- Bahadarke Location in Punjab, India Bahadarke Bahadarke (India)
- Coordinates: 30°57′39″N 75°49′50″E﻿ / ﻿30.9609231°N 75.8306102°E
- Country: India
- State: Punjab
- District: Ludhiana
- Tehsil: Ludhiana West

Government
- • Type: Panchayati raj (India)
- • Body: Gram panchayat

Languages
- • Official: Punjabi
- • Other spoken: Hindi
- Time zone: UTC+5:30 (IST)
- Telephone code: 0161
- ISO 3166 code: IN-PB
- Vehicle registration: PB-10
- Website: ludhiana.nic.in

= Bahadarke =

Bahadarke is a village located in the Ludhiana West tehsil, of Ludhiana district, Punjab.

==Administration==
The village is administrated by a Sarpanch who is an elected representative of village as per constitution of India and Panchayati raj (India).
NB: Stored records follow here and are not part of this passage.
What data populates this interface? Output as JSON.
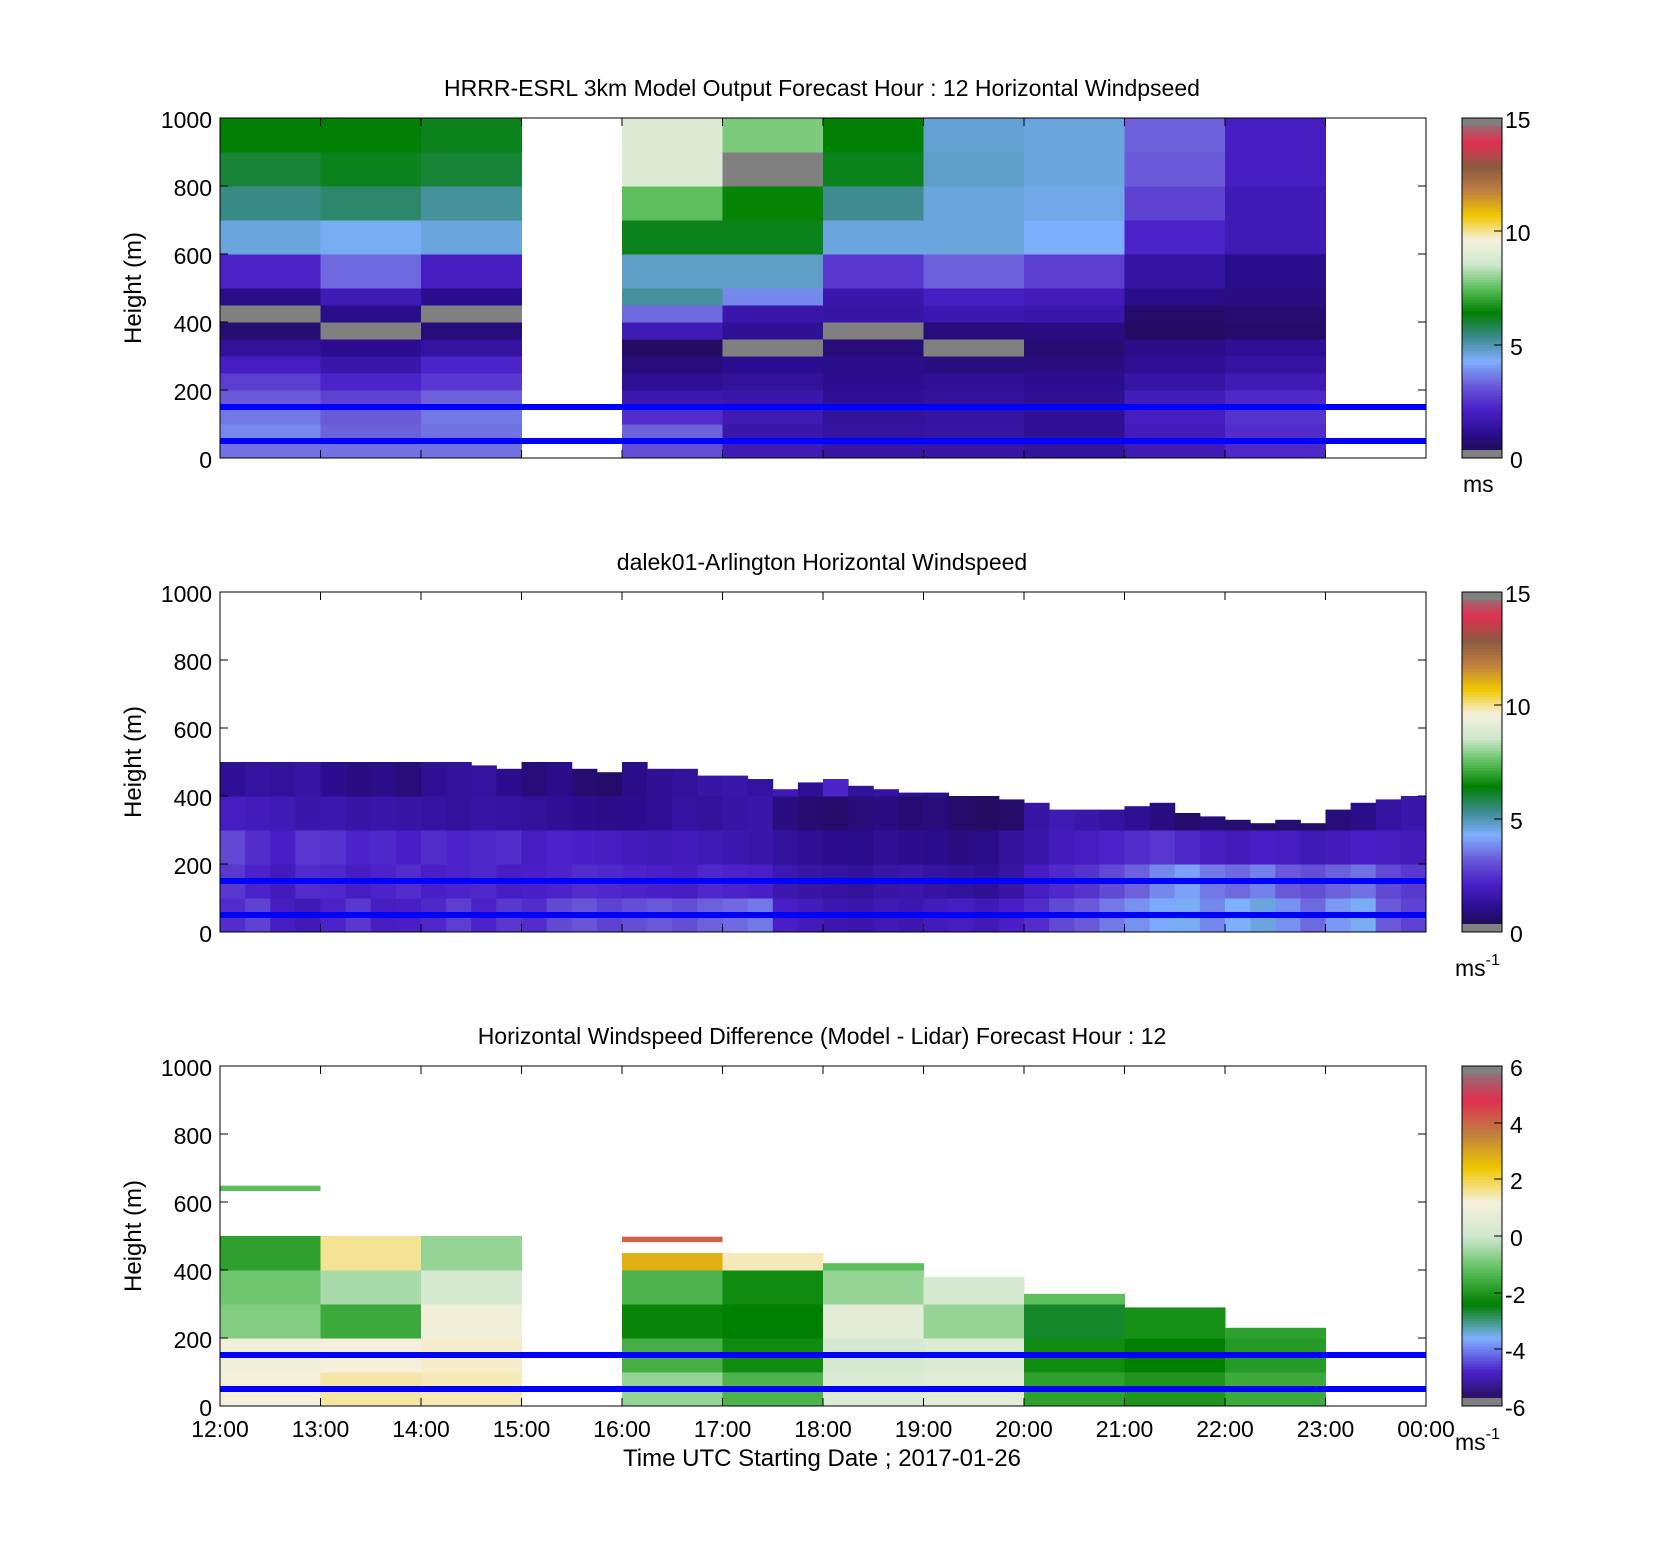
{
  "figure": {
    "xlabel": "Time UTC  Starting Date ; 2017-01-26",
    "x_ticks": [
      "12:00",
      "13:00",
      "14:00",
      "15:00",
      "16:00",
      "17:00",
      "18:00",
      "19:00",
      "20:00",
      "21:00",
      "22:00",
      "23:00",
      "00:00"
    ],
    "colors": {
      "reference_lines": "#0000ff",
      "speed_colormap": [
        "#1c0b3c",
        "#2a0e8e",
        "#4a1fc8",
        "#6a5ad8",
        "#7fb0ff",
        "#3a8a8a",
        "#008000",
        "#5cbf5c",
        "#cfe8cf",
        "#f5f0dc",
        "#f0c800",
        "#c08040",
        "#8a5a40",
        "#e03050",
        "#808080"
      ],
      "diff_colormap": [
        "#1c0b3c",
        "#4a1fc8",
        "#7fb0ff",
        "#008000",
        "#5cbf5c",
        "#cfe8cf",
        "#f5f0dc",
        "#f0c800",
        "#c08040",
        "#e03050",
        "#808080"
      ]
    }
  },
  "chart_data": [
    {
      "type": "heatmap",
      "title": "HRRR-ESRL 3km Model Output   Forecast Hour : 12 Horizontal Windpseed",
      "ylabel": "Height (m)",
      "ylim": [
        0,
        1000
      ],
      "y_ticks": [
        "0",
        "200",
        "400",
        "600",
        "800",
        "1000"
      ],
      "x_range_hours": [
        12,
        24
      ],
      "reference_lines_m": [
        50,
        150
      ],
      "colorbar": {
        "ticks": [
          "0",
          "5",
          "10",
          "15"
        ],
        "range": [
          0,
          15
        ],
        "unit": "ms",
        "unit_superscript": ""
      },
      "heights_m": [
        25,
        75,
        125,
        175,
        225,
        275,
        325,
        375,
        425,
        475,
        525,
        575,
        625,
        675,
        725,
        775,
        825,
        875,
        925,
        975
      ],
      "x_hours": [
        12.5,
        13.5,
        14.5,
        15.5,
        16.5,
        17.5,
        18.5,
        19.5,
        20.5,
        21.5,
        22.5,
        23.5
      ],
      "values_ms": [
        [
          3.5,
          3.5,
          3.5,
          null,
          3.0,
          1.8,
          1.5,
          1.5,
          1.3,
          1.8,
          2.3,
          null
        ],
        [
          3.8,
          3.3,
          3.5,
          null,
          3.3,
          1.6,
          1.4,
          1.5,
          1.2,
          1.9,
          2.4,
          null
        ],
        [
          3.6,
          3.2,
          3.6,
          null,
          2.4,
          1.8,
          1.3,
          1.4,
          1.2,
          2.0,
          2.5,
          null
        ],
        [
          3.2,
          2.8,
          3.3,
          null,
          1.7,
          1.6,
          1.2,
          1.3,
          1.2,
          1.9,
          2.3,
          null
        ],
        [
          2.7,
          2.2,
          2.6,
          null,
          1.2,
          1.3,
          1.1,
          1.2,
          1.1,
          1.5,
          1.8,
          null
        ],
        [
          2.0,
          1.6,
          2.2,
          null,
          0.8,
          1.1,
          1.0,
          0.9,
          0.9,
          1.2,
          1.4,
          null
        ],
        [
          1.3,
          1.1,
          1.4,
          null,
          0.5,
          15.0,
          0.8,
          15.0,
          0.7,
          1.0,
          1.2,
          null
        ],
        [
          0.7,
          15.0,
          0.8,
          null,
          1.8,
          1.2,
          15.0,
          0.8,
          0.9,
          0.5,
          0.6,
          null
        ],
        [
          15.0,
          1.0,
          15.0,
          null,
          3.4,
          1.6,
          1.5,
          1.7,
          1.6,
          0.6,
          0.7,
          null
        ],
        [
          1.0,
          1.8,
          1.1,
          null,
          5.2,
          3.8,
          1.6,
          2.0,
          1.9,
          1.0,
          0.9,
          null
        ],
        [
          2.2,
          3.4,
          2.0,
          null,
          4.8,
          4.8,
          2.6,
          3.3,
          2.7,
          1.4,
          1.0,
          null
        ],
        [
          2.2,
          3.4,
          2.0,
          null,
          4.8,
          4.8,
          2.6,
          3.3,
          2.7,
          1.4,
          1.0,
          null
        ],
        [
          4.6,
          4.4,
          4.6,
          null,
          6.2,
          6.2,
          4.6,
          4.6,
          4.3,
          2.2,
          1.8,
          null
        ],
        [
          4.6,
          4.4,
          4.6,
          null,
          6.2,
          6.2,
          4.6,
          4.6,
          4.3,
          2.2,
          1.8,
          null
        ],
        [
          5.4,
          5.6,
          5.2,
          null,
          7.5,
          6.5,
          5.3,
          4.6,
          4.5,
          2.8,
          1.8,
          null
        ],
        [
          5.4,
          5.6,
          5.2,
          null,
          7.5,
          6.5,
          5.3,
          4.6,
          4.5,
          2.8,
          1.8,
          null
        ],
        [
          6.0,
          6.2,
          6.0,
          null,
          9.0,
          15.0,
          6.2,
          4.8,
          4.6,
          3.2,
          2.0,
          null
        ],
        [
          6.0,
          6.2,
          6.0,
          null,
          9.0,
          15.0,
          6.2,
          4.8,
          4.6,
          3.2,
          2.0,
          null
        ],
        [
          6.4,
          6.4,
          6.2,
          null,
          9.0,
          7.8,
          6.4,
          4.7,
          4.6,
          3.3,
          2.0,
          null
        ],
        [
          6.4,
          6.4,
          6.2,
          null,
          9.0,
          7.8,
          6.4,
          4.7,
          4.6,
          3.3,
          2.0,
          null
        ]
      ]
    },
    {
      "type": "heatmap",
      "title": "dalek01-Arlington  Horizontal Windspeed",
      "ylabel": "Height (m)",
      "ylim": [
        0,
        1000
      ],
      "y_ticks": [
        "0",
        "200",
        "400",
        "600",
        "800",
        "1000"
      ],
      "x_range_hours": [
        12,
        24
      ],
      "reference_lines_m": [
        50,
        150
      ],
      "colorbar": {
        "ticks": [
          "0",
          "5",
          "10",
          "15"
        ],
        "range": [
          0,
          15
        ],
        "unit": "ms",
        "unit_superscript": "-1"
      },
      "heights_m": [
        50,
        150,
        250,
        350,
        450
      ],
      "x_hours": [
        12.125,
        12.375,
        12.625,
        12.875,
        13.125,
        13.375,
        13.625,
        13.875,
        14.125,
        14.375,
        14.625,
        14.875,
        15.125,
        15.375,
        15.625,
        15.875,
        16.125,
        16.375,
        16.625,
        16.875,
        17.125,
        17.375,
        17.625,
        17.875,
        18.125,
        18.375,
        18.625,
        18.875,
        19.125,
        19.375,
        19.625,
        19.875,
        20.125,
        20.375,
        20.625,
        20.875,
        21.125,
        21.375,
        21.625,
        21.875,
        22.125,
        22.375,
        22.625,
        22.875,
        23.125,
        23.375,
        23.625,
        23.875
      ],
      "profile_top_m": [
        505,
        510,
        530,
        545,
        530,
        560,
        545,
        530,
        520,
        500,
        490,
        480,
        500,
        500,
        480,
        470,
        500,
        480,
        480,
        460,
        460,
        450,
        420,
        440,
        450,
        430,
        420,
        410,
        410,
        400,
        400,
        390,
        380,
        360,
        360,
        360,
        370,
        380,
        350,
        340,
        330,
        320,
        330,
        320,
        360,
        380,
        390,
        400
      ],
      "values_ms": [
        [
          2.4,
          2.8,
          2.0,
          1.8,
          2.2,
          2.6,
          2.0,
          2.1,
          2.3,
          2.7,
          2.2,
          2.6,
          2.4,
          2.9,
          3.1,
          2.8,
          3.0,
          3.2,
          3.0,
          3.3,
          3.4,
          3.6,
          2.1,
          1.9,
          1.7,
          1.6,
          1.8,
          1.7,
          1.9,
          2.0,
          1.8,
          2.1,
          2.4,
          2.9,
          3.2,
          3.6,
          3.9,
          4.2,
          4.4,
          3.8,
          4.3,
          4.6,
          3.9,
          3.4,
          4.0,
          4.4,
          3.2,
          2.8
        ],
        [
          2.6,
          2.2,
          1.9,
          2.4,
          2.3,
          2.0,
          2.2,
          2.4,
          2.1,
          2.2,
          2.3,
          2.0,
          2.1,
          2.2,
          2.4,
          2.3,
          2.2,
          2.1,
          2.0,
          2.3,
          2.2,
          2.1,
          1.7,
          1.5,
          1.4,
          1.3,
          1.5,
          1.6,
          1.4,
          1.3,
          1.2,
          1.5,
          2.0,
          2.3,
          2.5,
          2.9,
          3.3,
          3.8,
          4.1,
          3.6,
          3.4,
          3.7,
          3.2,
          3.0,
          3.3,
          3.5,
          2.9,
          2.6
        ],
        [
          2.9,
          2.4,
          2.1,
          2.6,
          2.5,
          2.2,
          2.3,
          2.1,
          2.4,
          2.2,
          2.3,
          2.4,
          2.0,
          2.2,
          2.1,
          2.0,
          1.9,
          1.8,
          1.9,
          1.8,
          1.7,
          1.6,
          1.3,
          1.2,
          1.1,
          1.0,
          1.2,
          1.1,
          1.0,
          0.9,
          1.0,
          1.3,
          1.6,
          1.9,
          2.0,
          2.2,
          2.4,
          2.6,
          2.3,
          2.0,
          1.9,
          2.1,
          2.0,
          1.8,
          1.9,
          2.1,
          2.0,
          1.9
        ],
        [
          2.0,
          1.9,
          1.8,
          1.6,
          1.7,
          1.5,
          1.6,
          1.5,
          1.4,
          1.3,
          1.5,
          1.4,
          1.3,
          1.2,
          1.1,
          1.0,
          1.1,
          1.2,
          1.4,
          1.3,
          1.5,
          1.6,
          0.9,
          0.7,
          0.6,
          0.8,
          0.9,
          0.7,
          0.8,
          0.6,
          0.5,
          0.6,
          1.5,
          1.8,
          1.6,
          1.4,
          1.2,
          0.9,
          0.6,
          0.8,
          0.7,
          0.5,
          0.7,
          0.6,
          0.8,
          1.0,
          1.4,
          1.6
        ],
        [
          1.2,
          1.4,
          1.3,
          1.5,
          1.1,
          0.9,
          1.0,
          0.8,
          1.2,
          1.3,
          1.4,
          1.1,
          0.8,
          1.0,
          0.7,
          0.6,
          1.0,
          1.2,
          1.3,
          1.5,
          1.6,
          1.4,
          1.8,
          1.2,
          2.2,
          1.3,
          1.4,
          1.2,
          1.0,
          0.9,
          0.8,
          null,
          null,
          null,
          null,
          null,
          null,
          null,
          null,
          null,
          null,
          null,
          null,
          null,
          null,
          null,
          null,
          null
        ]
      ]
    },
    {
      "type": "heatmap",
      "title": "Horizontal Windspeed Difference (Model - Lidar) Forecast Hour : 12",
      "ylabel": "Height (m)",
      "ylim": [
        0,
        1000
      ],
      "y_ticks": [
        "0",
        "200",
        "400",
        "600",
        "800",
        "1000"
      ],
      "x_range_hours": [
        12,
        24
      ],
      "reference_lines_m": [
        50,
        150
      ],
      "colorbar": {
        "ticks": [
          "-6",
          "-4",
          "-2",
          "0",
          "2",
          "4",
          "6"
        ],
        "range": [
          -6,
          6
        ],
        "unit": "ms",
        "unit_superscript": "-1"
      },
      "x_hours": [
        12.5,
        13.5,
        14.5,
        15.5,
        16.5,
        17.5,
        18.5,
        19.5,
        20.5,
        21.5,
        22.5,
        23.5
      ],
      "column_top_m": [
        500,
        500,
        500,
        null,
        450,
        450,
        420,
        380,
        330,
        290,
        230,
        null
      ],
      "values_by_height": [
        {
          "height_m": 50,
          "values": [
            1.2,
            1.5,
            1.4,
            null,
            -0.6,
            -1.4,
            0.4,
            0.6,
            -1.8,
            -2.0,
            -1.6,
            null
          ]
        },
        {
          "height_m": 150,
          "values": [
            1.0,
            1.2,
            1.3,
            null,
            -1.5,
            -2.2,
            0.2,
            0.4,
            -2.2,
            -2.4,
            -1.9,
            null
          ]
        },
        {
          "height_m": 250,
          "values": [
            -0.8,
            -1.6,
            1.0,
            null,
            -2.3,
            -2.4,
            0.6,
            -0.6,
            -2.6,
            -2.1,
            -1.8,
            null
          ]
        },
        {
          "height_m": 350,
          "values": [
            -1.0,
            -0.4,
            0.2,
            null,
            -1.4,
            -2.2,
            -0.6,
            0.2,
            -1.2,
            -1.8,
            null,
            null
          ]
        },
        {
          "height_m": 450,
          "values": [
            -1.8,
            1.6,
            -0.6,
            null,
            2.8,
            1.4,
            -1.2,
            1.0,
            null,
            null,
            null,
            null
          ]
        }
      ],
      "isolated_segments": [
        {
          "hours": [
            12,
            13
          ],
          "height_m": 640,
          "value": -1.2
        },
        {
          "hours": [
            16,
            17
          ],
          "height_m": 490,
          "value": 4.0
        }
      ]
    }
  ]
}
| Particulars | Total | Male | Female |
|---|---|---|---|
| Total No. of Houses | 607 |  |  |
| Population | 3,447 | 1,888 | 1,559 |
| Child (0–6) | 390 | 218 | 172 |
| Schedule Caste | 1,523 | 792 | 731 |
| Schedule Tribe | 0 | 0 | 0 |
| Literacy | 76.87 % | 81.44 % | 71.38 % |
| Total Workers | 1,240 | 1,115 | 125 |
| Main Worker | 1,155 | 0 | 0 |
| Marginal Worker | 85 | 64 | 21 |

==Cast==
The village constitutes 44.18% of Schedule Caste and the village doesn't have any Schedule Tribe population.

==Air travel connectivity==
The closest airport to the village is Sahnewal Airport.